21.03.2017 - 19:02 Uhr
Oberpfalz

Bürgermeister gewährt Mitarbeiterin Altersteilzeit und hat nun Ärger: Ärger um Alleingang

Wer es ist, wollten weder Jurist Alfred Scheidler noch Pressesprecherin Claudia Prößl verraten. Auf Nachfrage bestätigten die Vertreter des Landratsamts aber, dass ein Bürgermeister einer Landkreisgemeinde ein Problem hat, weil er seine Kompetenzen überschritt.

Symbolbild: dpa
von Friedrich Peterhans Kontakt Profil

Neustadt/WN. Der Rathauschef hat offenbar einer Mitarbeiterin Altersteilzeit gewährt, ohne dass diese Entscheidung durch einen Gemeinderatsbeschluss gedeckt war.
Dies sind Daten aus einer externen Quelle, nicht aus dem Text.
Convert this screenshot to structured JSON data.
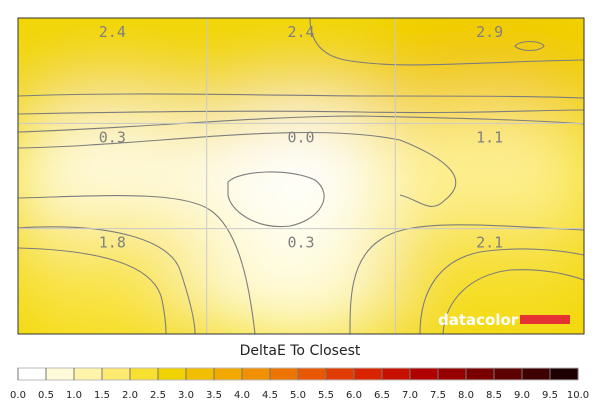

So etwas kann passieren, wenn man ein Gesetz falsch interpretiert, erläuterte Scheidler am Dienstag in der Bürgermeister-Dienstversammlung in der Stadthalle Neustadt.

Verzwicktes Urteil

Hintergrund ist ein Urteil des Bundesgerichtshofs vom 18. November 2016 mit dem Aktenzeichen V ZR 266/14. Es regelt die Vertretungsmacht des Bürgermeisters nach außen. Bisher war es in Bayern so, dass die Erklärung eines Bürgermeisters nach außen "schwebend unwirksam" war, wenn dafür kein Gemeinderatsbeschluss vorlag. Der Rathauschef musste sich die Genehmigung im Nachhinein von seinen Gemeinderäten holen.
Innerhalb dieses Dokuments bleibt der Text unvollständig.